どの画像も右に行くほど境界滑らかで、綺麗な画像に見えると思います。一番左のドット絵では、1つのセルサイズよりも細い形状は表現しきれませんが、一番右の画像では細い部分もちゃんと表現できています(北海道の根室半島がきれいに表現できています)。また、車の丸いタイヤ形状やペンギンなどの曲線形状では、ピクセル表現では不自然に感じる場合がありますが、marching squaresを適用することで自然な滑らかさを感じることができるようになります。
上から、「ひらがなのぬ」 「北海道本島」 「F1カー」 「ペンギン」
グレースケール画像との比較
上記の画像処理では、state 2からstate 3に変換する際に、元画像の情報として、各ノードに与えられた0~1の間の数値を持ったスカラー値を使用しています。このスカラー値を光度に対応させて描画したグレースケール画像と、そこからmarching squaresを適用して境界を抽出した結果を比較してみましょう。
下図は、ペンギンのひれの部分の拡大図です。左側のグレースケール画像の場合は、ピクセルの直角な境界が目立ち、自然なひれの形状には見えません。一方で、右側に重ねたのmarching squaresによる画像は、同じ情報量でありながら、滑らかな形状が人の目でも観測しやすくなっています。
② ランダム生成したスカラー場の等高線可視化
続いて、64×64のグリッドにランダムな数値を与えてスカラー場を構築し、そのスカラー場に対してmarching squaresを実行した例を示します。スカラー場には、平均化のフィルタをかけており、フィルタを徐々に強くしていくことでランダム値の変化を平坦にしていった様子をgifにしてみました。

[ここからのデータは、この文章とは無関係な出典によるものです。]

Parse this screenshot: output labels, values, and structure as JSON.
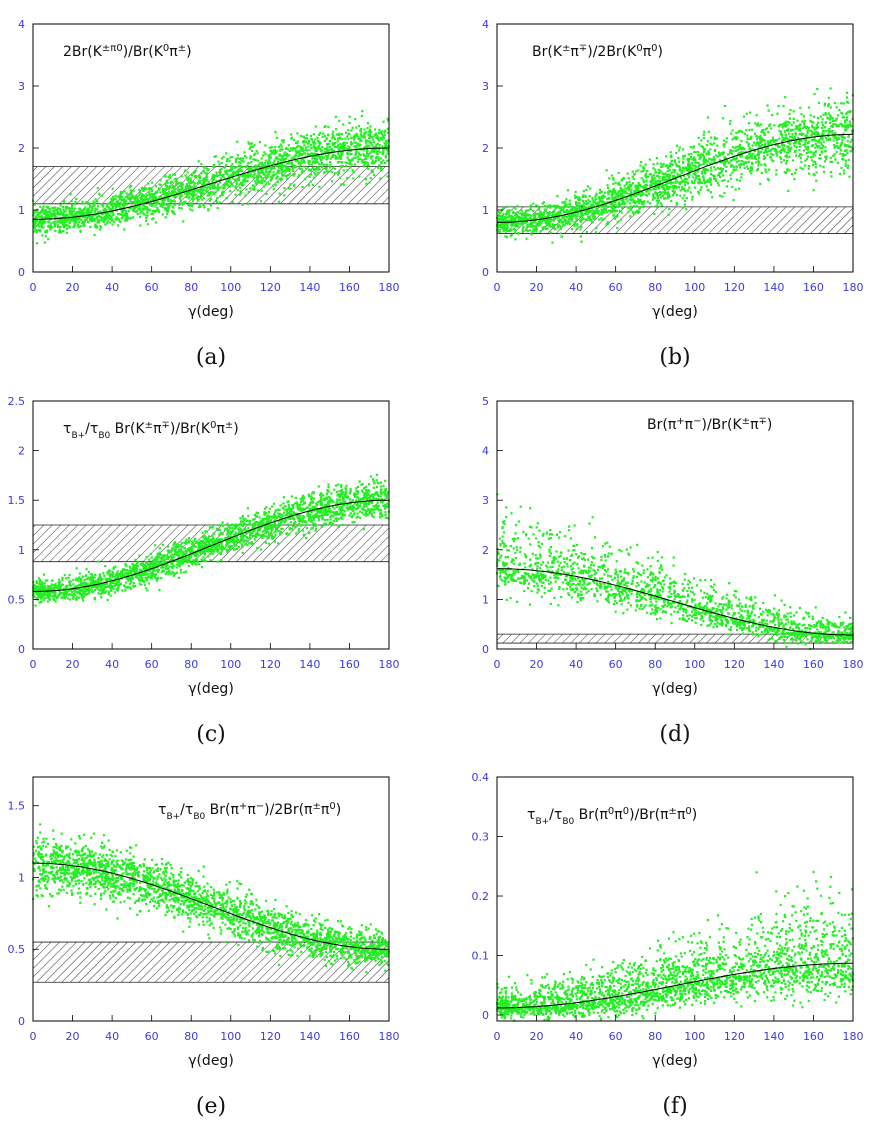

もっとも細かい模様から始まって、徐々に大きな塊の模様に変化していきます。この画像自体に物理的な意味はありませんが、スカラー場に意味を持たせれば有用な形状を生成することも期待できます。
つぎに、一定の平均化フィルタを用いて、元のランダム値のシード値を振った場合の画像をgif化してみました。こうすると、同程度の形状粒度を持った、様々な画像が得られます。
私には存在しない大陸をかたどった無数の地図を生成しているように見えますが、皆さんは何を創造するでしょうか。
おまけ extra
冒頭でmarching squaresは、marching cubesの2Dバージョンであるという説明をさせていただきました。ここでは少しだけ、marching cubesにトライした結果をまとめておきます。
marching cubesでは、marching squaresの1つのセルが、立方格子に拡張され8つの頂点を持ちます。この点の0, 1によって表現される基本形状は、下図の30個の図形をXYZ軸に回転させて重複を除いた256個の形状です。これは、8つの頂点のバイナリ値によって作られる8bitのバイナリ値が表現できる0~255の全256通りに等しい数になります。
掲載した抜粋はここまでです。